Five and 15-minute Bitcoin (CRYPTO: BTC) prediction market contracts are attracting roughly $70 million in daily trading volume across Polymarket and Kalshi as retail traders use AI chatbots to scrape price data and generate odds for ultra-short-term bets.
The AI Trading Strategy
The Financial Times reported on Friday that Max Wojcik, a 29-year-old engineer, feeds weeks of Bitcoin price data into three AI chatbots—Claude, Gemini and ChatGPT.
He has the chatbots analyze the data together and calculate his probability of winning before he places any five-minute trades.
“Claude is my major brain right now, but I’m still manually placing the trades,” Wojcik said.
The engineer claims to have doubled his money over the past two months using this AI-assisted approach.
Traders flocking to short-term crypto forwards on Kalshi and Polymarket are presented with dashboards showing real-time prices fluctuating around a “price to beat” as a clock counts down toward the end of the contract.
The $70M Daily Volume Surge
Both platforms began offering 15-minute “up-down” bets on Bitcoin, Ethereum (CRYPTO: ETH), Solana (CRYPTO: SOL) and XRP (CRYPTO: XRP) late last year.
Polymarket has since added five-minute bets on the same tokens.
These contracts now represent more than half of all crypto trading on both markets.
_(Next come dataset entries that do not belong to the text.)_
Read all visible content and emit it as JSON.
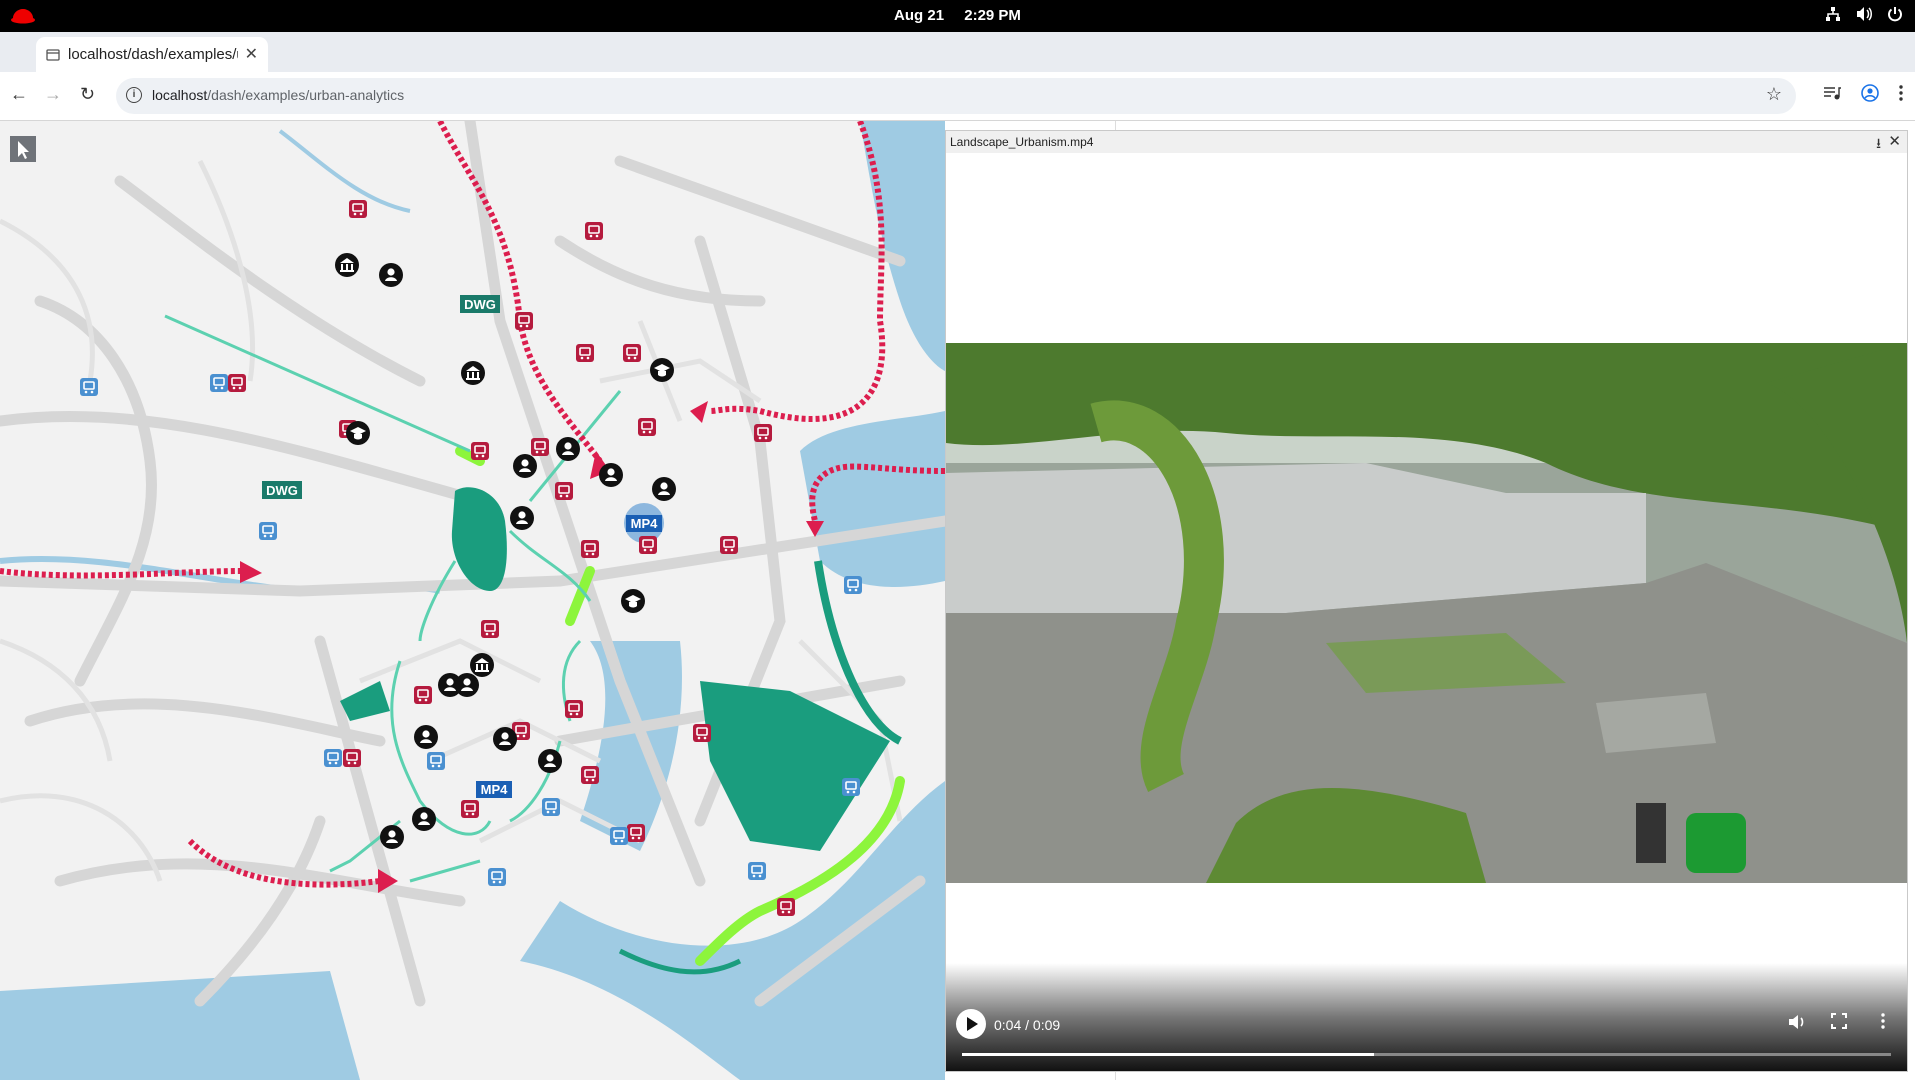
{
  "system": {
    "date": "Aug 21",
    "time": "2:29 PM"
  },
  "browser": {
    "tab_title": "localhost/dash/examples/urban-analytics",
    "url_host": "localhost",
    "url_path": "/dash/examples/urban-analytics",
    "new_tab_label": "+"
  },
  "map": {
    "labels": {
      "dwg1": "DWG",
      "dwg2": "DWG",
      "mp4a": "MP4",
      "mp4b": "MP4"
    },
    "colors": {
      "water": "#9fcbe3",
      "green": "#1a9d7e",
      "arrow": "#dc1e4e",
      "bus_red": "#b51b3e",
      "bus_blue": "#4a90d0",
      "lime": "#8df53c",
      "teal_arrow": "#5cd1b0"
    },
    "icons": [
      "bus-stop-icon",
      "metro-stop-icon",
      "museum-icon",
      "school-icon",
      "person-icon"
    ]
  },
  "viewer": {
    "filename": "Landscape_Urbanism.mp4",
    "time_display": "0:04 / 0:09",
    "progress": 0.444
  }
}
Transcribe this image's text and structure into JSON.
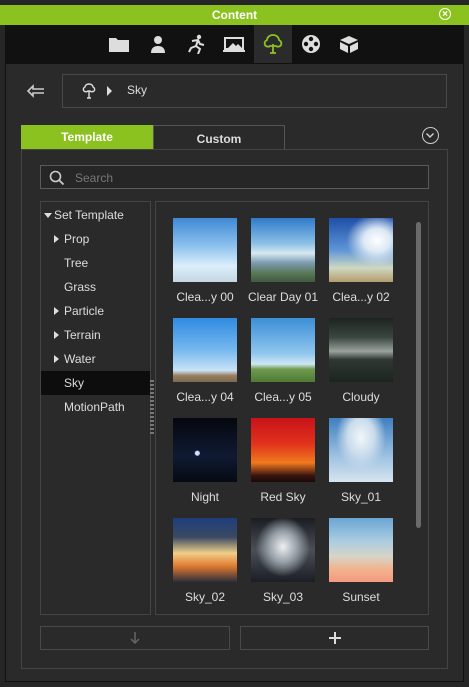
{
  "window": {
    "title": "Content"
  },
  "toolbar": {
    "tabs": [
      {
        "icon": "folder-icon"
      },
      {
        "icon": "person-icon"
      },
      {
        "icon": "motion-icon"
      },
      {
        "icon": "stage-icon"
      },
      {
        "icon": "tree-icon",
        "active": true
      },
      {
        "icon": "film-reel-icon"
      },
      {
        "icon": "box-icon"
      }
    ]
  },
  "breadcrumb": {
    "current": "Sky"
  },
  "tabs": {
    "template": "Template",
    "custom": "Custom"
  },
  "search": {
    "placeholder": "Search",
    "value": ""
  },
  "tree": {
    "root": "Set Template",
    "items": [
      {
        "label": "Prop",
        "expandable": true
      },
      {
        "label": "Tree",
        "expandable": false
      },
      {
        "label": "Grass",
        "expandable": false
      },
      {
        "label": "Particle",
        "expandable": true
      },
      {
        "label": "Terrain",
        "expandable": true
      },
      {
        "label": "Water",
        "expandable": true
      },
      {
        "label": "Sky",
        "expandable": false,
        "selected": true
      },
      {
        "label": "MotionPath",
        "expandable": false
      }
    ]
  },
  "items": [
    {
      "label": "Clea...y 00"
    },
    {
      "label": "Clear Day 01"
    },
    {
      "label": "Clea...y 02"
    },
    {
      "label": "Clea...y 04"
    },
    {
      "label": "Clea...y 05"
    },
    {
      "label": "Cloudy"
    },
    {
      "label": "Night"
    },
    {
      "label": "Red Sky"
    },
    {
      "label": "Sky_01"
    },
    {
      "label": "Sky_02"
    },
    {
      "label": "Sky_03"
    },
    {
      "label": "Sunset"
    }
  ],
  "colors": {
    "accent": "#8cc21f",
    "background": "#262626"
  }
}
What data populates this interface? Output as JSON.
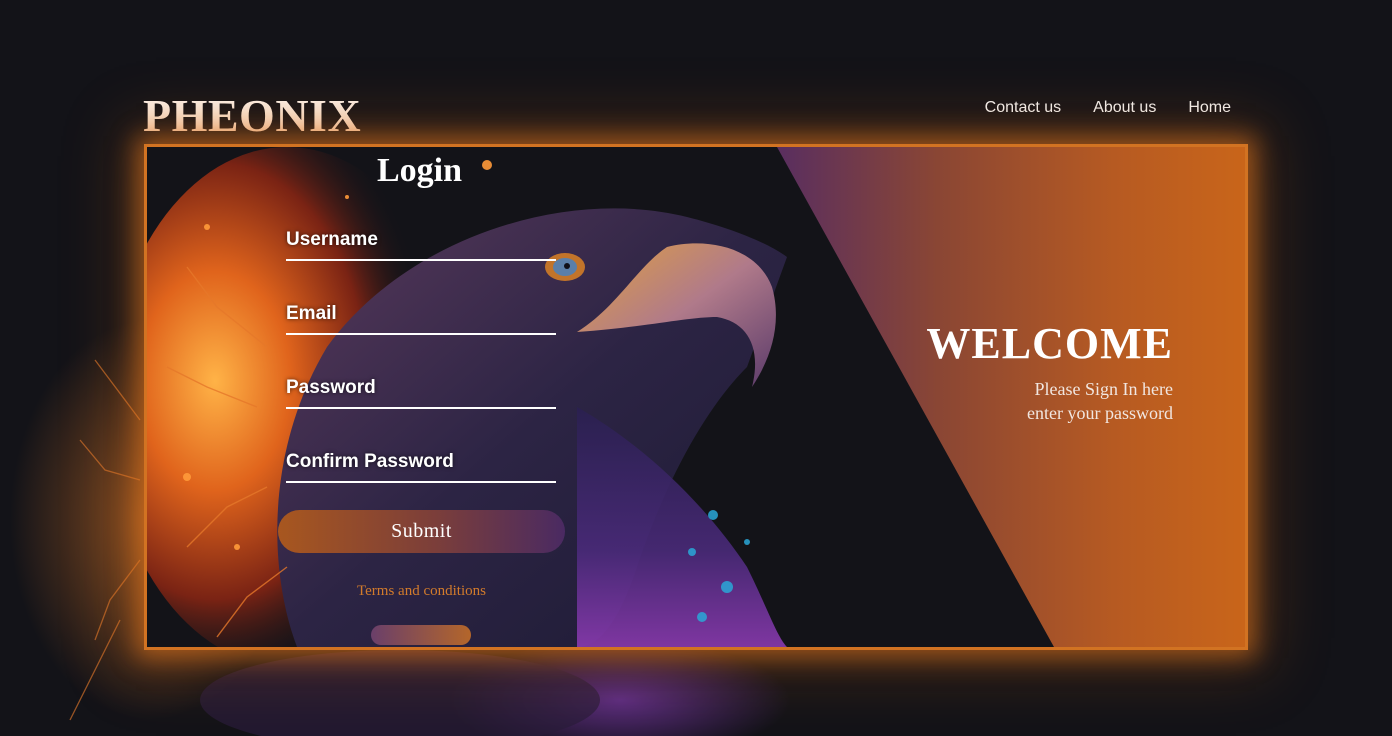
{
  "header": {
    "brand": "PHEONIX",
    "nav": [
      "Contact us",
      "About us",
      "Home"
    ]
  },
  "login": {
    "title": "Login",
    "fields": [
      {
        "label": "Username"
      },
      {
        "label": "Email"
      },
      {
        "label": "Password"
      },
      {
        "label": "Confirm Password"
      }
    ],
    "submit_label": "Submit",
    "terms_link": "Terms and conditions"
  },
  "welcome": {
    "title": "WELCOME",
    "line1": "Please Sign In here",
    "line2": "enter your password"
  },
  "colors": {
    "background": "#131318",
    "accent_orange": "#d27322",
    "accent_purple": "#3a2b6e",
    "terms_link": "#d27b2c"
  },
  "icons": [
    "eagle-illustration"
  ]
}
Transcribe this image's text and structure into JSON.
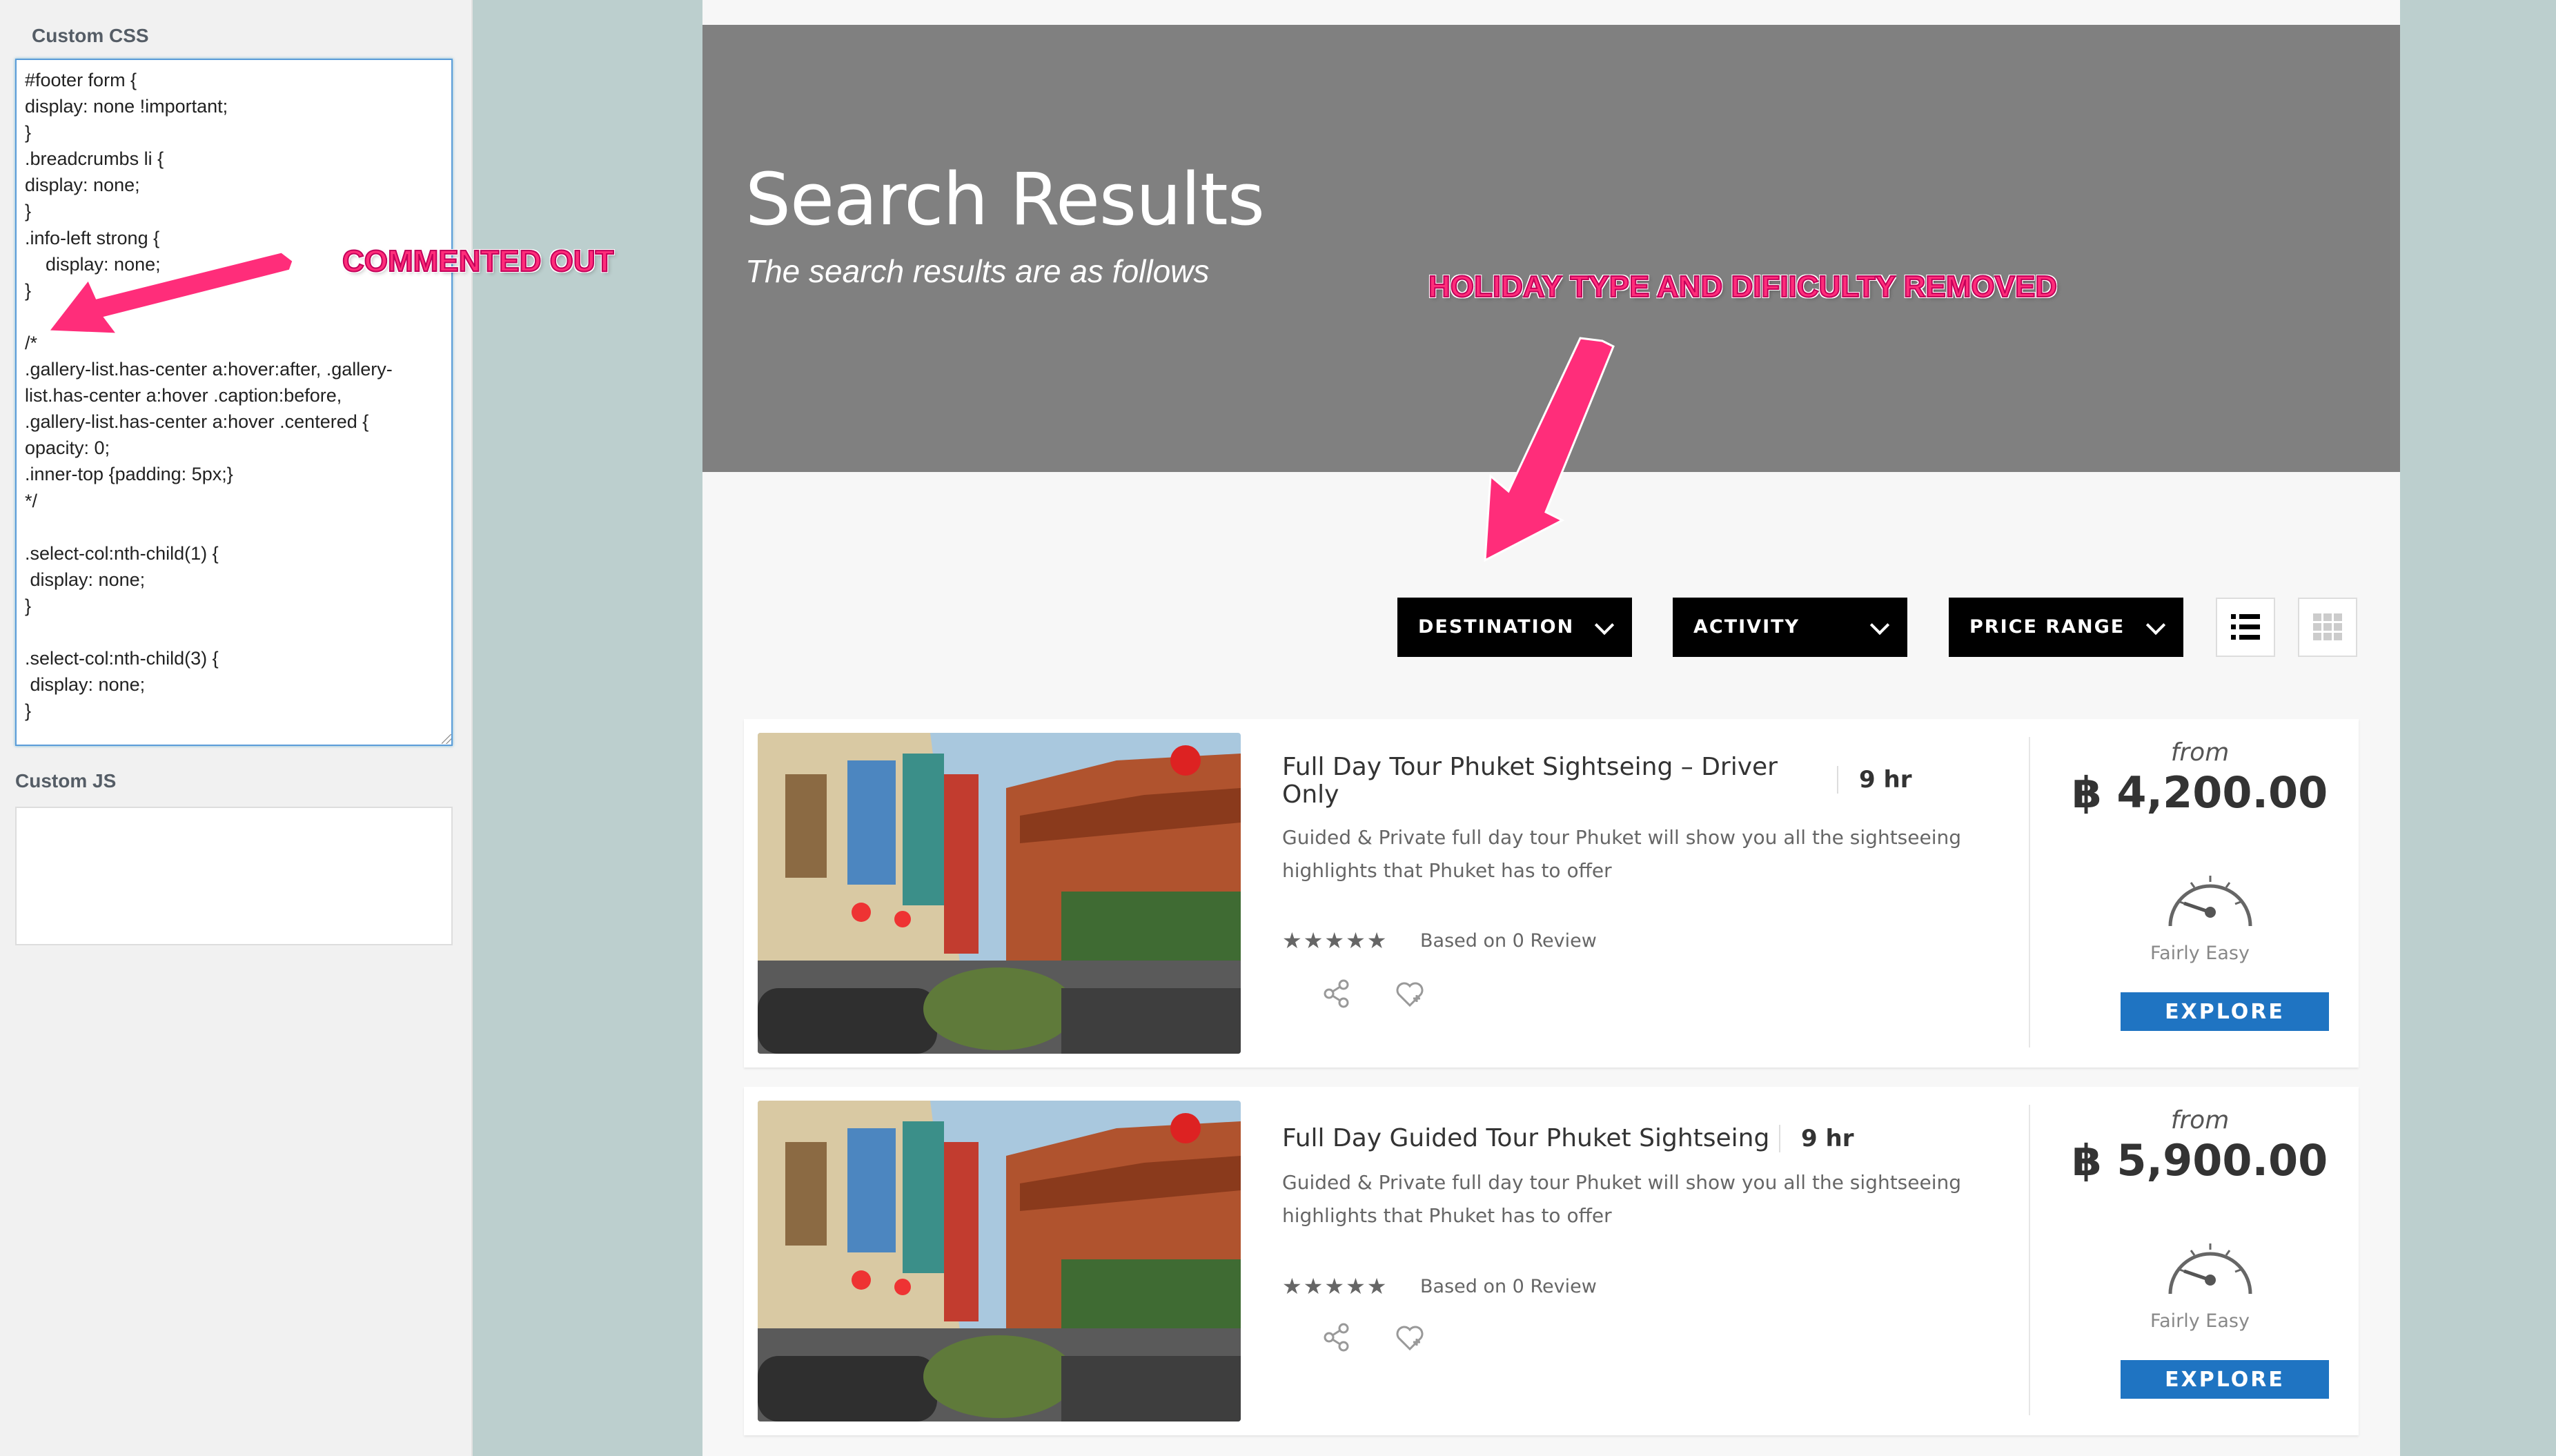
{
  "admin": {
    "custom_css_label": "Custom CSS",
    "custom_css_code": "#footer form {\ndisplay: none !important;\n}\n.breadcrumbs li {\ndisplay: none;\n}\n.info-left strong {\n    display: none;\n}\n\n/*\n.gallery-list.has-center a:hover:after, .gallery-\nlist.has-center a:hover .caption:before,\n.gallery-list.has-center a:hover .centered {\nopacity: 0;\n.inner-top {padding: 5px;}\n*/\n\n.select-col:nth-child(1) {\n display: none;\n}\n\n.select-col:nth-child(3) {\n display: none;\n}",
    "custom_js_label": "Custom JS",
    "custom_js_code": ""
  },
  "annotations": {
    "commented_out": "COMMENTED OUT",
    "holiday_type": "HOLIDAY TYPE AND DIFIICULTY REMOVED",
    "color": "#ff2d7a"
  },
  "hero": {
    "title": "Search Results",
    "subtitle": "The search results are as follows"
  },
  "filters": {
    "destination": "DESTINATION",
    "activity": "ACTIVITY",
    "price_range": "PRICE RANGE",
    "view_icons": [
      "list-view-icon",
      "grid-view-icon"
    ]
  },
  "results": [
    {
      "title": "Full Day Tour Phuket Sightseing – Driver Only",
      "duration": "9 hr",
      "description": "Guided & Private full day tour Phuket will show you all the sightseeing highlights that Phuket has to offer",
      "stars": "★★★★★",
      "reviews": "Based on 0 Review",
      "price_from": "from",
      "price": "฿ 4,200.00",
      "difficulty": "Fairly Easy",
      "cta": "EXPLORE"
    },
    {
      "title": "Full Day Guided Tour Phuket Sightseing",
      "duration": "9 hr",
      "description": "Guided & Private full day tour Phuket will show you all the sightseeing highlights that Phuket has to offer",
      "stars": "★★★★★",
      "reviews": "Based on 0 Review",
      "price_from": "from",
      "price": "฿ 5,900.00",
      "difficulty": "Fairly Easy",
      "cta": "EXPLORE"
    }
  ],
  "colors": {
    "accent_button": "#1f74c2",
    "hero_bg": "#808080",
    "filter_bg": "#000000"
  }
}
Their growth has created new inefficiencies that sophisticated traders have jumped on, according to Amir Hajian, a researcher at crypto market-maker Keyrock.
“Let’s just call it what it is: these instruments are pure speculation,” Hajian said, noting that ultra-short-duration options were proving particularly popular with retail traders.
The High-Frequency Trading Angle
Latency arbitrage had been “rampant” on 15-minute markets before Polymarket introduced a fee last month, Hajian said.
Sophisticated traders can take advantage of the tiny amounts of time it takes price signals from one exchange to reach another, in this case between Polymarket and crypto exchange Binance.
Large trading firms have continued to target “microstructure inefficiencies” between Polymarket and other exchanges, particularly in five-minute markets.
Unlike Kalshi, Polymarket does not charge fees on most contracts but added per-trade fees to its 15-minute crypto bets in January.
The company has since announced an expansion of fees of up to 1.56% to all crypto contracts to deter bot-driven arbitrage trading.
The Regulatory View
CFTC Chair Mike Selig has repeatedly voiced his support for prediction markets, saying last month that event contracts allow investors to hedge risk and manage their wider portfolios.
“Prediction market platforms have managed to take a speculative asset and inject even more mania into its trading,” said Amanda Fischer, policy director at investor advocacy group Better Markets and former chief of staff at the SEC.
The Mainstream Adoption
Nasdaq this week filed proposals with U.S. regulators to introduce binary “yes-no” options on whether the tech-heavy Nasdaq 100 index will trade “at, above or below” a predetermined price.
If approved, Nasdaq’s first “outcome-related options” will expire over a few days, with the exchange potentially considering “zero-day” alternatives with maturity of 24 hours or less.